Samstag, 5. Dezember 2015

Gehört: "Schau mir in die Augen, Audrey" von Sophie Kinsella


Coverbild freundlicherweise vom Verlag zur Verfügung gestellt

Autorin: Sophie Kinsella
Titel: "Schau mir in die Augen, Audrey"
gekürzte Lesung
gelesen von Maria Koschny
Originaltitel: Finding Audrey (Penguin, UK)
aus dem Englischen von Anja Galić
ab 12 Jahren
1 Hörbuch MP3-CD, Laufzeit: ca. 252 min / 4 h 12
ISBN: 978-3-8371-3202-1
€ 14,99 [D], € 16,90 [A], CHF 21,90
Verlag: cbj audio

Klappentext:
Audrey ist Mitglied einer ziemlich durchgeknallten Familie: Ihr Bruder ist ein Computernerd, ihre Mutter eine hysterische Gesundheitsfanatikerin und ihr Vater ein charmanter, ein bisschen schluffiger Teddybär.

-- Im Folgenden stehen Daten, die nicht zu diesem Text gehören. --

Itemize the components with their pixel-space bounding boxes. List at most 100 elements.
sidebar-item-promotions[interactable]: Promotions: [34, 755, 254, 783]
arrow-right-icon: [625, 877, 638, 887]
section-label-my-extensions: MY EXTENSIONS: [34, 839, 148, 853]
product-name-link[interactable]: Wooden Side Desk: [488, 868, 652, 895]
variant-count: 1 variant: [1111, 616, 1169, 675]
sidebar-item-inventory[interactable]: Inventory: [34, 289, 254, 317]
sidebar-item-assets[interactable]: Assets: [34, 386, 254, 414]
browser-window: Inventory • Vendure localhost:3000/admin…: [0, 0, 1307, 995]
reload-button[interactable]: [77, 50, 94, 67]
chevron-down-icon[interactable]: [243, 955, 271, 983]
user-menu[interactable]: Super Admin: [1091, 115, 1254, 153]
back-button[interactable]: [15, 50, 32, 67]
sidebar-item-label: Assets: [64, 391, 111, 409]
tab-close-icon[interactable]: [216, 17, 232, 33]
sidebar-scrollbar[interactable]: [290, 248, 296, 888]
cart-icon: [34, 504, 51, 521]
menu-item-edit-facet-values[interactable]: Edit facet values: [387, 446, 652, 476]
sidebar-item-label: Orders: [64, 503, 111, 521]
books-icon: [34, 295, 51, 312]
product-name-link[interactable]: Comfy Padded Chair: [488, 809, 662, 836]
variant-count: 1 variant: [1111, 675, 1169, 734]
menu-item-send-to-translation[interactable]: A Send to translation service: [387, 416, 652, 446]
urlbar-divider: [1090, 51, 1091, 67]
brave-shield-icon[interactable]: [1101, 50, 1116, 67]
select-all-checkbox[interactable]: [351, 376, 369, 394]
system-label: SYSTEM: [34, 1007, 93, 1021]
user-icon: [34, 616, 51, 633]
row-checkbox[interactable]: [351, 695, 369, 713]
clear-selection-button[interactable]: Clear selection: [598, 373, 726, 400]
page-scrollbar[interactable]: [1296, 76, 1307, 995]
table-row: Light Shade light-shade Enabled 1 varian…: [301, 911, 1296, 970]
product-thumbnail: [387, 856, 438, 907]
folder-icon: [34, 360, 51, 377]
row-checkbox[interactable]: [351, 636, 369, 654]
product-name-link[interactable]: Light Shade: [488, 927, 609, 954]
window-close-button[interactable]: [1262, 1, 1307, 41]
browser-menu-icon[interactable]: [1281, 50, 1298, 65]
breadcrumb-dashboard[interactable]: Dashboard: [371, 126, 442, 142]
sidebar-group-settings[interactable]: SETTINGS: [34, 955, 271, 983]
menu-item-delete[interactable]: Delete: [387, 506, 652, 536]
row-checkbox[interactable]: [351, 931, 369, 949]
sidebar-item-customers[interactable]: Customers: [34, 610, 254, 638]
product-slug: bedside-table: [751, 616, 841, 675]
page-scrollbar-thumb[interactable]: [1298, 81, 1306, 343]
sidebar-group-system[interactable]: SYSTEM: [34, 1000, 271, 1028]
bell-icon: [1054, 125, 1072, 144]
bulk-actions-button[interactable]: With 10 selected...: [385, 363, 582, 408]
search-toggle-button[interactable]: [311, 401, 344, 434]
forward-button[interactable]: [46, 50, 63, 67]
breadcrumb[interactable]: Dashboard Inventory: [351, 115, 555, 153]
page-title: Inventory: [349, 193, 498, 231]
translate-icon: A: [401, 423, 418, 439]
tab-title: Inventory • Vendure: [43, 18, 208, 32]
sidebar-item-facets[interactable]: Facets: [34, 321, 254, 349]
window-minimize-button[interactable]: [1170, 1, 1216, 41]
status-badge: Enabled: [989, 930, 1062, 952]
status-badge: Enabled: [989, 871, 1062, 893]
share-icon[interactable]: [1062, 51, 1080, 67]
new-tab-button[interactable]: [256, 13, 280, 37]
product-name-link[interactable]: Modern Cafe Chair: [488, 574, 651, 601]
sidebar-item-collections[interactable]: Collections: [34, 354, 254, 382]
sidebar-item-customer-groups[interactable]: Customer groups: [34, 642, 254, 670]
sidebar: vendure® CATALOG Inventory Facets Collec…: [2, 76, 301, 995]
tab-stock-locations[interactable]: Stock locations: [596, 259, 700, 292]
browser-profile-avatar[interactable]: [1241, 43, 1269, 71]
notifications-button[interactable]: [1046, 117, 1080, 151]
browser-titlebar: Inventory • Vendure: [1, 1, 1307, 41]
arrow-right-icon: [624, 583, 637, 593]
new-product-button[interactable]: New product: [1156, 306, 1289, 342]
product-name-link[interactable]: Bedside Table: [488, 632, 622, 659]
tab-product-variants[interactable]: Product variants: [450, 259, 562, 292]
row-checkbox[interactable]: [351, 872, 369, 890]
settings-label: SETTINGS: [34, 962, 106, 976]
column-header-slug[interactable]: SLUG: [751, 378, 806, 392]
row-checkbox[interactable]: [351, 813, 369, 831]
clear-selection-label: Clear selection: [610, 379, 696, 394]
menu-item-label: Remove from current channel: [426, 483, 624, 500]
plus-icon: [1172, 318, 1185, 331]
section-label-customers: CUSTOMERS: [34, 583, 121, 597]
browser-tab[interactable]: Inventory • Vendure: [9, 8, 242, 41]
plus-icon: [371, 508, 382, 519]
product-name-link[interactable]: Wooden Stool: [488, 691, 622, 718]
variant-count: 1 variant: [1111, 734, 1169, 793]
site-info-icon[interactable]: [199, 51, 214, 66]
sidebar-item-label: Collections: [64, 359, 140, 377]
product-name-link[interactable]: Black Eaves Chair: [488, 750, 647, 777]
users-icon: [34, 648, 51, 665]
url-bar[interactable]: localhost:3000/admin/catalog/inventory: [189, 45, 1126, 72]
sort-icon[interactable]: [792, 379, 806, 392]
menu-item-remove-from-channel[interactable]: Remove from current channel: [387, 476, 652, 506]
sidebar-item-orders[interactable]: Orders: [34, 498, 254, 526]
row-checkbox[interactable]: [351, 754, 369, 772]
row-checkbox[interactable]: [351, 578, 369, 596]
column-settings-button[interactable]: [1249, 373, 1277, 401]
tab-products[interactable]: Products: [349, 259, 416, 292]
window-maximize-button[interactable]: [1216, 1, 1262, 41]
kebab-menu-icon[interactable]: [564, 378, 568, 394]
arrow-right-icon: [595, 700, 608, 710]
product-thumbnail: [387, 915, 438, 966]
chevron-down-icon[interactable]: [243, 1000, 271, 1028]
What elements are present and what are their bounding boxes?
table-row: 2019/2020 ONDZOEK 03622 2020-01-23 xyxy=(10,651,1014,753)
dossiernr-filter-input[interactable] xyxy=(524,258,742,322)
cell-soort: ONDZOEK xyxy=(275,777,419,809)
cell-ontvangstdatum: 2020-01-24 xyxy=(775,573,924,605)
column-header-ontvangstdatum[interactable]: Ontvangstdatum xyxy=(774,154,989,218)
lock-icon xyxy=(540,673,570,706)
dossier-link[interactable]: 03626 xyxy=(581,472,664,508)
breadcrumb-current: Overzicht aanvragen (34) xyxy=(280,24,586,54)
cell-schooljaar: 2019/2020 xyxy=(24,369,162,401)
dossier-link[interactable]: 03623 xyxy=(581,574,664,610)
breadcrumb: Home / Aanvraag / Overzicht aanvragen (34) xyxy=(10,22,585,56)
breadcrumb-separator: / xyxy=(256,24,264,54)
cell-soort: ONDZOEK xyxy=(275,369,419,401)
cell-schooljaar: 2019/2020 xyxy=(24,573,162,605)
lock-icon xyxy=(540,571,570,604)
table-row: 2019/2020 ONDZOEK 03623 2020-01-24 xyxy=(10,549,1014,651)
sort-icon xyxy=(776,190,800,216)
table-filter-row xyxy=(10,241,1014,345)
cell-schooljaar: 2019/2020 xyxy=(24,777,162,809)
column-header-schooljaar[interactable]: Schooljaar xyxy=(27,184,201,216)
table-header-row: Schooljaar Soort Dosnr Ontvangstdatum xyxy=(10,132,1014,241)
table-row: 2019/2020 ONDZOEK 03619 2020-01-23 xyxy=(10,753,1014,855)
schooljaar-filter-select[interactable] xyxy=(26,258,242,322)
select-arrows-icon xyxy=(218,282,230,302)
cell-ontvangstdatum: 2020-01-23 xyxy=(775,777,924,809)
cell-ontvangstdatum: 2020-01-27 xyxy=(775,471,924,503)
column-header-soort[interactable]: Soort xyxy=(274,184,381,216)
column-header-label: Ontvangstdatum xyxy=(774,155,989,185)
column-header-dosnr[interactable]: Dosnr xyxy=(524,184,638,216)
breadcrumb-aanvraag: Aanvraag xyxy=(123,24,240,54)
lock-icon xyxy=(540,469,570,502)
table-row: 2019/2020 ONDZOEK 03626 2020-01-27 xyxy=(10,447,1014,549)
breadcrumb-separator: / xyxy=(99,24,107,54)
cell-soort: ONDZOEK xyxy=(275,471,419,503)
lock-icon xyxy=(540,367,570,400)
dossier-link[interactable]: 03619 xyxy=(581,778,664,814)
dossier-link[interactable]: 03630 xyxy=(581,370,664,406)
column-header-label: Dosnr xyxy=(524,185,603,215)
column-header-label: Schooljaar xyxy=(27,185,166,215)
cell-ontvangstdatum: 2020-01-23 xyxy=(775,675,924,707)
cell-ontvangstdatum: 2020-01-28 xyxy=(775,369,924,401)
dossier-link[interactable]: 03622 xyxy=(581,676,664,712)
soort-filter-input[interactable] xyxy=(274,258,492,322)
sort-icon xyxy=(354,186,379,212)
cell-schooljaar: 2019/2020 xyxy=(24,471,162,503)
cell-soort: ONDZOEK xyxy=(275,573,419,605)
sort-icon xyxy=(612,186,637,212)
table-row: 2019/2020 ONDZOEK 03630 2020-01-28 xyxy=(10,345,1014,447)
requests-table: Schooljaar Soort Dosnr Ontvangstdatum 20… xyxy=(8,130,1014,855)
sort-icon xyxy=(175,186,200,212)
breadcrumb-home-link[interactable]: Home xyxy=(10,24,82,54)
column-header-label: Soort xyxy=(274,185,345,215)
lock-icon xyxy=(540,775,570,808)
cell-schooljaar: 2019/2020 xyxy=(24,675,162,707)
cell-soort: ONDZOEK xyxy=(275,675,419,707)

Doch damit nicht genug – Audrey schleppt noch ein weiteres Päckchen mit sich herum: Nämlich ihre Sonnenbrille, hinter der sie sich wegen einer Angststörung versteckt. Bloß niemandem in die Augen schauen! Als sie eines Tages auf Anraten ihrer Therapeutin beginnt, einen Dokumentarfilm über ihre verrückte Familie zu drehen, gerät ihr immer häufiger der gar nicht so unansehnliche Freund ihres großen Bruders vor die Linse – Linus. Und langsam bahnt sich etwas an, was viel mehr ist, als der Beginn einer wunderbaren Freundschaft ...

Meine Meinung:
Sophie Kinsella hat ein sehr anspruchsvolles Thema aufgegriffen und in einen spannenden Jugendroman verpackt. Ich finde das sehr mutig.
Der Klappentext ist leider schlecht. Erstens fehlt in der Aufzählung der Familienmitglieder der süße kleine Bruder Felix. Zweitens ist Audrey älter als ihr Bruder Frank, nicht umgekehrt. Und drittens hat Audrey nicht nur eine Angststörung, sondern auch eine Depression und leidet an den Folgen eines traumatischen Mobbingerlebnisses in der Schule, das nicht näher beschrieben wird, und wegen dem sie nun bis zum Beginn des nächsten Schuljahres zu Hause bleibt, um dann die Schule zu wechseln und ein Jahr zu wiederholen.
Ich verstehe auch nicht, warum man "Finding Audrey" mit "Schau mir in die Augen, Audrey" übersetzten musste. Aber das ist halt das Problem bei übersetzten Büchern. Denn der Originaltitel ist doppeldeutig, aber den Grund dafür werde ich jetzt hier nicht verraten.
Die Geschichte ist sehr einfühlsam erzählt und sehr lebendig vorgelesen. Die Personen sind alle wirklich plastisch beschrieben und Maria Koschny haucht ihnen mit ganz unterschiedlichen Stimmen viel Leben ein.
Ich bin keine Psychologin, daher weiß ich nicht, wie realistisch die Geschichte ist. Aber mir kam sie stimmig vor. Und sie hat mir sehr gut gefallen.

Tipp:
Es gibt eine etwa 3 Minuten lange Hörprobe.